[9fans] tcp!

Discussion:

[9fans] tcp!

(too old to reply)

erik quanstrom

2012-08-18 20:11:13 UTC

since it came up, i put my working copy of tcp along with some testing
scripts in /n/sources/contrib/quanstro/tcp.

there are a number of fixes rolled into this, but the main fixes are
- add support for new reno,
- properly handle zero-window probes (on both ends),
- don't confuse the cwind with the receiver's advertized window. this
particular condition can lead to livelock.
- don't confuse the window scale with the amount of local buffering
we'd like to do.
- and, don't queue tcp infinitely, which can crash kernels. :-)

i don't have the numbers for the old tcp handy, but i think you'll
be surprised at how much difference there can be. i saw differences
of 20x when the sender was limited in how fast it could read by the
read rate from user space.

i've included "testscript." for the two machines i have handy, i get
the following results with new and old tcp.

machine stack kernel 0ms delay 1ms delay
ideal - 386 unlimited 8.19mb/s

xeon x5550 old 386 138mb/s 0.49mb/s (!)
intel atom old 386 37.2mb/s 0.10mb/s

amd x4 964 new 386 145mb/s 8.03mb/s
intel e31220 new amd64 303mb/s 8.15mb/s
intel atom new 386 67mb/s 8.03mb/s
# note: i can get up to 80mb/s using forsyth's qmalloc.

- erik

erik quanstrom

2012-08-18 20:26:10 UTC

Permalink

Post by erik quanstrom
- add support for new reno,

i apoligize for not mentioning that the new reno work
was part of the nix/9k tcp. i'm not sure who wrote it.

sorry!

also i forgot to mention that this version of qread can
potentially cut the number of reads on tcp channels by up
to 1/2. one might as well completely satisfy the read,
if possible. especially since typical iounits (8192) do not
divide up into typical mss-sized (1460) packets evenly.

[...]
/* if we get here, there's at least one block in the queue */
if(q->state & Qcoalesce){
/* when coalescing, 0 length blocks just go away */
b = q->bfirst;
if(BLEN(b) <= 0){
freeb(qremove(q));
goto again;
}

/*
* grab the first block and as many following
* blocks as will partially fit in the read
*/
n = 0;
l = &first;
for(;;) {
*l = qremove(q);
l = &b->next;
n += BLEN(b);
if(n >= len || (b = q->bfirst) == nil)
break;
}

- erik

Richard Miller

2012-08-19 13:37:01 UTC

Permalink

Post by erik quanstrom
also i forgot to mention that this version of qread can
potentially cut the number of reads on tcp channels by up
to 1/2. one might as well completely satisfy the read,
if possible.

This looks like a good idea for tcp. But there are other
users of qread, with stricter assumptions. Aren't you in danger
of breaking the contract of pipe(3) which uses qwrite/qread:

Writes are atomic up to a certain size, typically 32768
bytes, that is, each write will be delivered in a single
read by the recipient, provided the receiving buffer is
large enough.

To preserve the atomicity of qread/qwrite, maybe tcp should be
coalescing the blocks itself by multiple calls to qread.

c***@gmx.de

2012-08-19 13:55:53 UTC

Permalink

its only done on queues that have this flag set i think:

Qcoalesce = (1<<4), /* coallesce packets on read */

--
cinap

erik quanstrom

2012-08-19 14:48:23 UTC

Permalink

Post by Richard Miller
This looks like a good idea for tcp. But there are other
users of qread, with stricter assumptions. Aren't you in danger
Writes are atomic up to a certain size, typically 32768
bytes, that is, each write will be delivered in a single
read by the recipient, provided the receiving buffer is
large enough.

this change only applies to Qcoalesce queues.
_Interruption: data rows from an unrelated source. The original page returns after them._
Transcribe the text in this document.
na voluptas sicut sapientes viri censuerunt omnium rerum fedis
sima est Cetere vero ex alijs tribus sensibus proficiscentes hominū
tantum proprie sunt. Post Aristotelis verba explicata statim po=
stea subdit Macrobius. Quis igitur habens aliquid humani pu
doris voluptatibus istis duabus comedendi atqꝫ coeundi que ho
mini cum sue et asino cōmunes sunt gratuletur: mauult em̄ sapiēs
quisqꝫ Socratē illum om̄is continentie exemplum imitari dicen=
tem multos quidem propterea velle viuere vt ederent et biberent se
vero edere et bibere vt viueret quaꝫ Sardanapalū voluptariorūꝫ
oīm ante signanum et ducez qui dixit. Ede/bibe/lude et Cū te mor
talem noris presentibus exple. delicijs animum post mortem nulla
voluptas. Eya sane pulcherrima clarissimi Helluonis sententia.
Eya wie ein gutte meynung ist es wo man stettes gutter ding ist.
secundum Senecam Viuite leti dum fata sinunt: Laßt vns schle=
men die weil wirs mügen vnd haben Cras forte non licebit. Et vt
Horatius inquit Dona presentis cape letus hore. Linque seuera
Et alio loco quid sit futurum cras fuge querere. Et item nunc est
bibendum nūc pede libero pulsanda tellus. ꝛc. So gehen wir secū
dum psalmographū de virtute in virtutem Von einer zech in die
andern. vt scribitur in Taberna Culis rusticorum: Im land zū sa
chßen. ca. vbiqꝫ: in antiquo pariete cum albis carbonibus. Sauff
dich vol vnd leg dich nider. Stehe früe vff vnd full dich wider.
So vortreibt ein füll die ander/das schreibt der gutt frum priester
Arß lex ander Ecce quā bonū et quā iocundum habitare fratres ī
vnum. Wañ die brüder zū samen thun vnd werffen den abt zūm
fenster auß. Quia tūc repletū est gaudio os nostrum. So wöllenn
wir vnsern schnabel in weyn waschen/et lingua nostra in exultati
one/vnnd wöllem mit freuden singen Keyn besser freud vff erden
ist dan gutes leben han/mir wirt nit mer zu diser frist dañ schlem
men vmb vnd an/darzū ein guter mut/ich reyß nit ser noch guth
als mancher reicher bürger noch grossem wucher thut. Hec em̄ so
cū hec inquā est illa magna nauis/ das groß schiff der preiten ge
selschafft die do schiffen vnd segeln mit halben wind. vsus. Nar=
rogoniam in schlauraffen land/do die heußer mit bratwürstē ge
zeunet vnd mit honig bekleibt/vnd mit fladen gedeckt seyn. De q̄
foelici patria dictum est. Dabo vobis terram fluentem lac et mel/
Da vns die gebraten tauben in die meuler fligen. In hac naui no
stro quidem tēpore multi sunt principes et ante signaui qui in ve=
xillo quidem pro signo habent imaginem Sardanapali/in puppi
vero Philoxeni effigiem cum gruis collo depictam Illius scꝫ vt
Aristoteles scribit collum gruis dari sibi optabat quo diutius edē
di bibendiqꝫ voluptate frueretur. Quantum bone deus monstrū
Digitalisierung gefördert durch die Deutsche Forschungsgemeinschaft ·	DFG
the only users of Qcoalesce are the kprintoq and tcp. both
should be okay with this change.

; g qopen port/devpipe.c
port/devpipe.c:68: p->q[0] = qopen(conf.pipeqsize, 0, 0, 0);
port/devpipe.c:73: p->q[1] = qopen(conf.pipeqsize, 0, 0, 0);

- erik

Richard Miller

2012-08-19 13:17:38 UTC

Permalink

Within the last month or so I've been having trouble copying large
files to remote servers e.g. sources. The cp process hangs for
many minutes and eventually ends in 'mount rpc error'. I was
hoping this tcp patch might solve it, but alas no.

Has anyone else been observing this?

erik quanstrom

2012-08-19 15:43:27 UTC

Permalink

Post by Richard Miller
Within the last month or so I've been having trouble copying large
files to remote servers e.g. sources. The cp process hangs for
many minutes and eventually ends in 'mount rpc error'. I was
hoping this tcp patch might solve it, but alas no.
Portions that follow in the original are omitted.